Miscarriage can also happen due to infection, maternal diseases like lupus, diabetes, and thyroid problems, and abnormalities with the anatomy of a woman's reproductive tract. Sometimes it happens to the same couple more than once, prompting evaluation for known causes. But it's frustrating that most of the time there is no known cause, and the couple feel they are being sent away with only an invitation to return to the obstetrician for the next try—as if finally pulling it off tomorrow would undo today's tragedy.

Treating the Loss

Most couples will feel that the loss is their own private catastrophe. And they are somewhat left on their own, because there are no rituals for this type of human loss. There are no funerals or memorial services. Friends and relatives, often misguided into thinking that mentioning the miscarriage will only be upsetting, are instead seen as uncaring in their silence. The grieving couple have only each other, and that may not be enough for the feelings of guilt and self-examining retrospection. And anger.

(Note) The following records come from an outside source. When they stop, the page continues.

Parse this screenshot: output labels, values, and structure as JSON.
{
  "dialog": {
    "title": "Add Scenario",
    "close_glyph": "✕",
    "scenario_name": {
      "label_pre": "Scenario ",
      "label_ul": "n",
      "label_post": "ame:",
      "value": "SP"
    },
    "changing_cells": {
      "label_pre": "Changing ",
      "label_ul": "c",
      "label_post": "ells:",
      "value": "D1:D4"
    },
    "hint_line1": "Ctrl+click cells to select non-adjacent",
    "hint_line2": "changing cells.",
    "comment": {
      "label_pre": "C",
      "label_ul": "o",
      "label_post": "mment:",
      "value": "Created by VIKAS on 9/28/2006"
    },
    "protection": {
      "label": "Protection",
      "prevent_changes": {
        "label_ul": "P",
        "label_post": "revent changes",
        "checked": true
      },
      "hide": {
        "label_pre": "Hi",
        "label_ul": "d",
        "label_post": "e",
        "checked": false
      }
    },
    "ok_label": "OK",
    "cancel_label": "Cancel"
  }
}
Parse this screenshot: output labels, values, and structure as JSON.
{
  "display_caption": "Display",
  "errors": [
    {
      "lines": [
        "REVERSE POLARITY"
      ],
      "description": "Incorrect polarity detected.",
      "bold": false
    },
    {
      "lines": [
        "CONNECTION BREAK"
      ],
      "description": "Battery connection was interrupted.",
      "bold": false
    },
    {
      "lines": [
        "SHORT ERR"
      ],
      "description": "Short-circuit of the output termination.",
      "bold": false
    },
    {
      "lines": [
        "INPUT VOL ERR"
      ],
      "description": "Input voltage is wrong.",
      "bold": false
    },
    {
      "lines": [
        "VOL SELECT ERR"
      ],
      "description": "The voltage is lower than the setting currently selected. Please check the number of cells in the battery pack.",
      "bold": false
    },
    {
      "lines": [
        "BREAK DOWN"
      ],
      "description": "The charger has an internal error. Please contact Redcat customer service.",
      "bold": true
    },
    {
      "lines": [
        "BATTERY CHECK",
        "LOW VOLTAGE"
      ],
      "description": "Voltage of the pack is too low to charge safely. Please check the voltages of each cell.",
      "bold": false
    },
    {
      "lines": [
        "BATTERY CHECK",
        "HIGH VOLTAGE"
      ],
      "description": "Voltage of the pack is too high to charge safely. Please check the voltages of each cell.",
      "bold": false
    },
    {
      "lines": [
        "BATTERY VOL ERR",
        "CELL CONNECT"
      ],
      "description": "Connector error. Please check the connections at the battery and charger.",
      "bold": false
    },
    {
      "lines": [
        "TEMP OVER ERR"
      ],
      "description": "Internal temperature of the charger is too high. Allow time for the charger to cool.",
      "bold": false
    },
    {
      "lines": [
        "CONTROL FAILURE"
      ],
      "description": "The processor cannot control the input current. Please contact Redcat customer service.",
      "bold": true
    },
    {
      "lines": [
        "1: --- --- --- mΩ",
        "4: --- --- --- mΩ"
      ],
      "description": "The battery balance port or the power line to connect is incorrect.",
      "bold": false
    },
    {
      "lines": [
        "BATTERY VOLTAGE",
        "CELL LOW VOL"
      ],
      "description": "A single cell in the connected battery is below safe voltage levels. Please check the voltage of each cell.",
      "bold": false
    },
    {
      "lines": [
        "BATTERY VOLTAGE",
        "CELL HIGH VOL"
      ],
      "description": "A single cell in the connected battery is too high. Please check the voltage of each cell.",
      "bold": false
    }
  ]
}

After all, this isn't just some tissue that was discarded, like an appendix or a gallbladder. This was their son or daughter. There were dreams of seeing Little League events, helping with homework, attending dance recitals, walking down an aisle. And the whole sense of what might have been is lost to a clinical world of procedures, blood tests, and insurance forms. As an obstetrician, I can assure any couple that their miscarriage is not just any clinical event. I've been delivering babies long enough to see some that I delivered wearing a mortarboard. In a way I grieve with the parents, too, because I know what is being lost in a miscarriage. I'm right there in the middle of it as well. I put it on a different level from the clinical protocols I employ to deal with it.

Perhaps it is fortuitous that the majority of miscarriages go unnoticed, for we would be one bummed out species. Even the 20 percent rate is overwhelming—just ask someone it's happened to. I think people who experience a miscarriage really do appreciate how special each person is. After all, it lands in their faces when the rug gets pulled out from under them. It takes about three months before a couple can deal effectively with their loss. This requiem only underscores the importance of what has been lost. My advice for those who know such mourners is to ask them how they're doing, acknowledge the loss, don't leave them alone in all of this. At the appropriate time they'll file their tragedy away for safe keeping and get on with the rest of their lives. Until then, let them share their grief.

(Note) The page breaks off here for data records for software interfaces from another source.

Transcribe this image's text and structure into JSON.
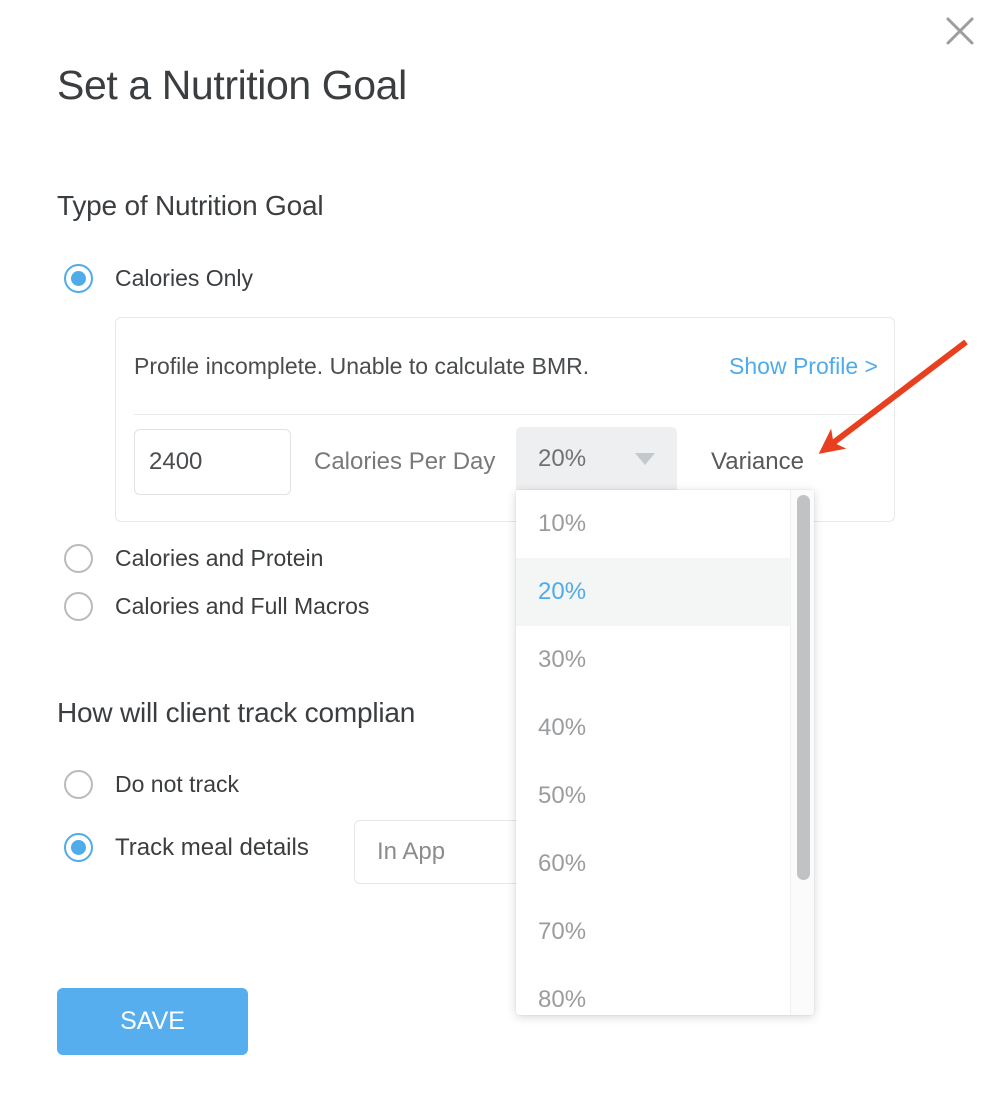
{
  "dialog": {
    "title": "Set a Nutrition Goal",
    "close_icon": "close-icon"
  },
  "type_section": {
    "heading": "Type of Nutrition Goal",
    "options": [
      {
        "label": "Calories Only",
        "selected": true
      },
      {
        "label": "Calories and Protein",
        "selected": false
      },
      {
        "label": "Calories and Full Macros",
        "selected": false
      }
    ]
  },
  "calories_panel": {
    "notice": "Profile incomplete. Unable to calculate BMR.",
    "profile_link": "Show Profile >",
    "calories_value": "2400",
    "calories_placeholder": "2400",
    "calories_unit_label": "Calories Per Day",
    "variance_label": "Variance",
    "variance_selected": "20%",
    "variance_caret_icon": "chevron-down-icon",
    "variance_options": [
      "10%",
      "20%",
      "30%",
      "40%",
      "50%",
      "60%",
      "70%",
      "80%"
    ]
  },
  "track_section": {
    "heading": "How will client track complian",
    "options": [
      {
        "label": "Do not track",
        "selected": false
      },
      {
        "label": "Track meal details",
        "selected": true
      }
    ],
    "method_value": "In App"
  },
  "footer": {
    "save_label": "SAVE"
  },
  "annotation": {
    "arrow_color": "#e8401f",
    "arrow_target": "Variance"
  },
  "colors": {
    "accent_blue": "#4fabe9",
    "save_blue": "#56aeee",
    "text_dark": "#3b3e40",
    "text_muted": "#9a9c9e"
  }
}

I manage the complication of miscarriage, but that doesn't reduce my feelings for what might have been. So I do not merely send a couple on their way with an invitation to return for the next try. Instead, I applaud them for going back into the world to once again to play by the biological rules. They will have that baby not to replace the permanent little hole in the heart left by a miscarriage, but because they want a baby.

Risks for Miscarriage

Soap opera babies usually don't stand a chance. Miscarriages there occur easily and frequently. The loss of a baby is one of the most powerful misfortunes, and these programs are all about the human condition in all of its tragic splendor. Thank goodness real pregnancy isn't like pregnancy on the daily dramas. An actress falls and she has a miscarriage. A character discovers that her husband is having an affair with her best friend's Tupperware distributor and the stress causes her to lose the pregnancy. Overworking may put her in the hospital for tests that take weeks of prime-time daily viewing. There is no managed care on soap operas.

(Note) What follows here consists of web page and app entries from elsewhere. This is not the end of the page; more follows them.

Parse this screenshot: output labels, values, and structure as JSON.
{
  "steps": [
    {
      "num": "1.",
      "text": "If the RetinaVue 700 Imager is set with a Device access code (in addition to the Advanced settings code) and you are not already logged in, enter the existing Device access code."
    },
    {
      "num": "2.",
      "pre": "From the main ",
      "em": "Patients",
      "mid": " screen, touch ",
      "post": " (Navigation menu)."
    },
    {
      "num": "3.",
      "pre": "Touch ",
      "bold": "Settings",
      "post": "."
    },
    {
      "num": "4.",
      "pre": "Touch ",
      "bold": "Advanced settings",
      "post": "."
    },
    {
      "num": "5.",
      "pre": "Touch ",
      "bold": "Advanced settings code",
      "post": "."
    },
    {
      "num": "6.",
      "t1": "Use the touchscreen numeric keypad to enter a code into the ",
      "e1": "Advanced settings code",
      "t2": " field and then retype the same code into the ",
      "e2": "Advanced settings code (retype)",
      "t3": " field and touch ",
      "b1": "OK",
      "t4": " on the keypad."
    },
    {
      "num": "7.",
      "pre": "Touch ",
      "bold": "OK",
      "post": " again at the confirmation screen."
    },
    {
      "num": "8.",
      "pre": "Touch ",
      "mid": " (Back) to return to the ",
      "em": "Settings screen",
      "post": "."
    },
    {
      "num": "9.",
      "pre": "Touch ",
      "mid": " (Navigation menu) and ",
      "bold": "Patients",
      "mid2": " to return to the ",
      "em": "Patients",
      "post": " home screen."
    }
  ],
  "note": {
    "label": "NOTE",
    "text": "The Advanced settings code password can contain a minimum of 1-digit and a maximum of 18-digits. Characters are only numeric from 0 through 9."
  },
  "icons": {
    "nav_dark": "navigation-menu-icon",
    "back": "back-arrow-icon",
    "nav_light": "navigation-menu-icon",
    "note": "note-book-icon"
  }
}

So just how tough is your baby anyway? First, we must consider that the human race has survived a big disadvantage in reproduction—we generally only have one at a time. For other species nature guarantees survival by allowing multiple births, so that the most vulnerable of life, the infant, is exchangeable for the next that may survive where the first did not. This protection is taken to an extreme with insects, in which reproduction involves thousands of offspring in a very short time, so that even if most die during this vulnerable period, still there are many that survive to keep the species going. Human beings have not only survived but thrived in spite of only having one at a time.